ASTANA – The Asyl Bala Association has launched a project to provide reconstructive and plastic surgeries to children with congenital facial malformations, post-burn deformities and pigmented spots.
The project is being implemented in cooperation with the International Assistance Group and the Medical Centre Corporate Foundation.
Visiting American plastic surgeons specialising in helping children with severe burns, pigmentation issues and a variety of facial deformities examined more than 200 small patients March 13 to 15. Operations for more than 100 children are scheduled for the end of May.

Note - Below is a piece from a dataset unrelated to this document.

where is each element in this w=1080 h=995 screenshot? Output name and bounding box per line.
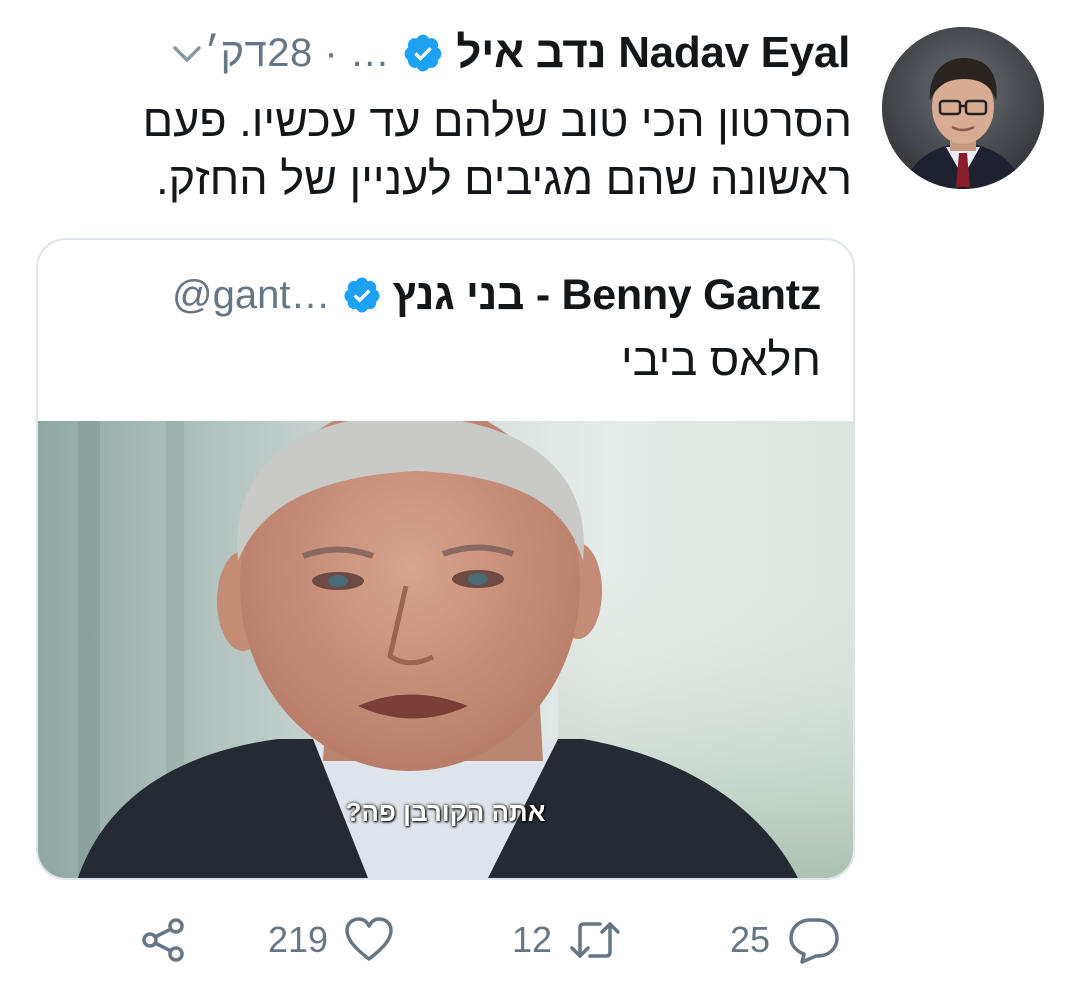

The operations will be conducted for free by Surgicorps International plastic surgeons together with Kazakh surgeons from the Maternity and Childhood National Science Centre in Astana. International Assistance Group Chair Larisa Mason has also agreed to donate facial surgery equipment from the U.S. to the centre.
Asyl Bala Association founder Gulnara Kunanbayeva, who heads the plastic surgery project, explained that the U.S. medical assistance group offers such services around the world and has decided to include Kazakhstan this year. American experts conducted the first selection of children for the operations in October 2016.
“The specialists selected 100 children and 16 of them are from foster homes. They have different diagnoses. There are children with post-burn scars, Goldenhar syndrome, maxillofacial defects, cleft lip and wolf mouth. There are a lot of children with cleft palates. Basically, these are children from low-income families who cannot afford to pay for the operations. Plastic surgeries are very expensive,” she said.
Many of the operations the children need are complicated and consist of several stages, she noted.
Asyl Bala signed a cooperation agreement with Mason to bring the surgeons to Kazakhstan. A respected American specialist will do the surgeries in three operating rooms donated by the Maternity and Childhood Centre. Ten surgeons and anaesthesiologists are expected to come, Kunanbayeva said.
“We provide travel and accommodation for the specialists and they bring the equipment with them, which remains here after the operation. … We plan to conduct 100 operations, but there are many children in need of help. It is possible that more operations will be carried out,” said Kunanbayeva.
During the first stage of the project in October, about 90 children from across Kazakhstan were examined by the national science centre and Surgicorps International plastic surgeons.
Asyl Bala is a nongovernmental, non-profit organisation that coordinates charitable events and campaigns for children. It has offices in all regions of the country.